Auch über eine zukünftige Nutzung der Fläche wurde gesprochen. Stadtrat Rudolf Lautenbacher beklagte, durchaus berechtigt, fehlende Parkflächen. Doch mehr Parkplätze werden vorerst nur ein Traum bleiben. "Schwabmünchen hat mehr Parkplätze als Bobingen. Man muss hier immer für beide Standorte denken und dabei auch bedenken, dass der Landkreis den Löwenanteil finanziert", realtiviert Bürgermeister Lorenz Müller. Trotzdem gäbe es in Zukunft Nutzungsmöglichkeiten für Teile des Geländes. Denn nicht alles ist bebaubar. "An der Nord- und Nordostseite verläuft ein Mischwasserkanal. der ist nicht zu verlegen" erläutert Stadtbaumeister Stefan Michelfeit. Doch sollte sich der Wunsch erfüllen, dass aus den Wertachkliniken ein, an das kommende Augsburger Uniklinikum gebundenes, Lehrkrankenhaus wird, könnte Platzbedarf entstehen. Dann wird wohl das noch stehende, aber nur wenig genutzte, Schwesternwohnheim weichen und in neuer Funktion gebaut werden müssen.

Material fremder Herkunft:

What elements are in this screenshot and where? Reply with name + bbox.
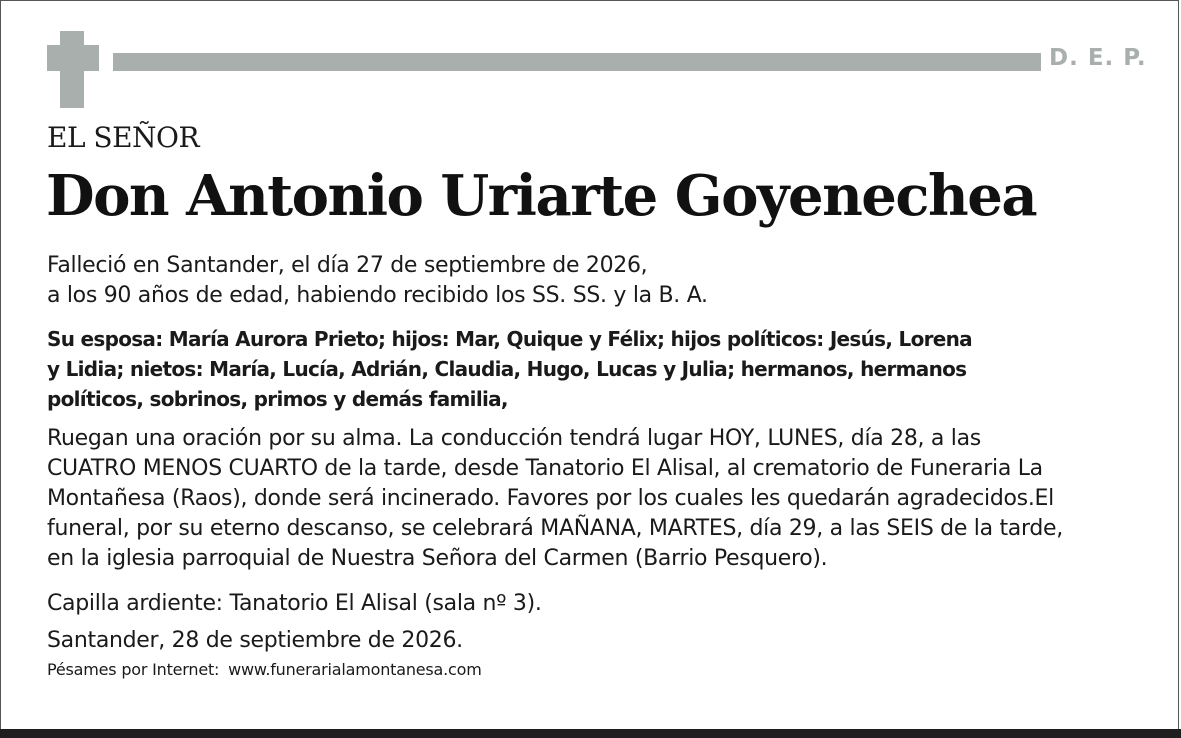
ceremony-details bbox=[47, 424, 1162, 574]
family-line: políticos, sobrinos, primos y demás familia, bbox=[47, 387, 508, 411]
ceremony-line: Ruegan una oración por su alma. La conducción tendrá lugar HOY, LUNES, día 28, a las bbox=[47, 426, 981, 451]
place-date-line: Santander, 28 de septiembre de 2026. bbox=[47, 628, 463, 653]
chapel-line: Capilla ardiente: Tanatorio El Alisal (sala nº 3). bbox=[47, 591, 542, 616]
condolences bbox=[47, 660, 482, 679]
honorific: EL SEÑOR bbox=[47, 121, 200, 154]
death-notice-line: a los 90 años de edad, habiendo recibido los SS. SS. y la B. A. bbox=[47, 283, 708, 308]
ceremony-line: Montañesa (Raos), donde será incinerado. Favores por los cuales les quedarán agradecidos.El bbox=[47, 486, 1054, 511]
bottom-bar bbox=[0, 729, 1181, 738]
ceremony-line: CUATRO MENOS CUARTO de la tarde, desde Tanatorio El Alisal, al crematorio de Funeraria La bbox=[47, 456, 1043, 481]
death-notice bbox=[47, 251, 1162, 311]
condolences-url[interactable]: www.funerarialamontanesa.com bbox=[228, 660, 482, 679]
family-line: y Lidia; nietos: María, Lucía, Adrián, Claudia, Hugo, Lucas y Julia; hermanos, hermanos bbox=[47, 357, 967, 381]
family-line: Su esposa: María Aurora Prieto; hijos: Mar, Quique y Félix; hijos políticos: Jesús, Lorena bbox=[47, 327, 972, 351]
ceremony-line: funeral, por su eterno descanso, se celebrará MAÑANA, MARTES, día 29, a las SEIS de la tarde, bbox=[47, 516, 1063, 541]
chapel-info bbox=[47, 589, 1162, 619]
cross-icon-bar bbox=[47, 45, 99, 71]
condolences-label: Pésames por Internet: bbox=[47, 660, 220, 679]
dep-label: D. E. P. bbox=[1049, 45, 1147, 71]
death-notice-line: Falleció en Santander, el día 27 de septiembre de 2026, bbox=[47, 253, 648, 278]
ceremony-line: en la iglesia parroquial de Nuestra Señora del Carmen (Barrio Pesquero). bbox=[47, 546, 828, 571]
family-list bbox=[47, 324, 1157, 414]
deceased-name: Don Antonio Uriarte Goyenechea bbox=[46, 163, 1037, 229]
place-date bbox=[47, 626, 1162, 656]
header-rule bbox=[113, 53, 1041, 71]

Um zwei weitere Gebäude ist das große Investorenprojekt an der Schwabmünchner Mindelheimer Straße gewachsen. "Es wurden weitere Grundstücke erworben und der Bauantrag für zwei weitere Gebäude eingereicht" so Bürgermeister Lorenz Müller. Da alle Kennzahlen eingehalten wurden und die Stellplatzvorgaben übererfüllt werden, fand die Vergrößerung der Anlage die Zustimmung. "Zudem brauchen wir Innenstadtnahen Wohnraum", stellt Bürgermeister Müller klar. Mehr Diskussion gab es um ein Anwesen mit sechs Wohnungen am Ulrichsberg. Auch wenn dort die Stellplatzanforderungen übererfüllt werden, geht Stadtrat Rudolf Lautenbacher davon aus, dass in diesem Bereich der Hauptstraße vermehrt zu auf der Straße parkenden Fahrzeugen kommt. "Das ist an dieser Stelle bedenklich", so Lautenbacher, der daruf verwies, dass ein schon ein benachbartes neu gebautes Anwesen zu mehr parkenden Fahrzeugen in diesem Bereich geführt hat. "Die Stadtverwaltung sollte hier über ein Parkverbot nachdenken", regte er an.
Nur ein paar Meter von dieser Stelle entfernt liegt unter der Augsburger Straße das "Regenüberlaufbecken IV". Dies wurde vom Wasserwirtschaftsamt aufgrund seiner andauernden Verschmutzung bemängelt. Tiefbauamtsleiterin Isolde Mair erläuterte die Problematik, erklärte, dass die dort verbaute Reinigungstechnik nicht richtig funktioniere und schlug auch gleich eine passende Lösung vor. Mit sogenannten Spülkippern soll diesem Problem entgegnet werden. Die dafür erforderlichen 190000 Euro sollen im Haushalt für 2018 eingebracht werden.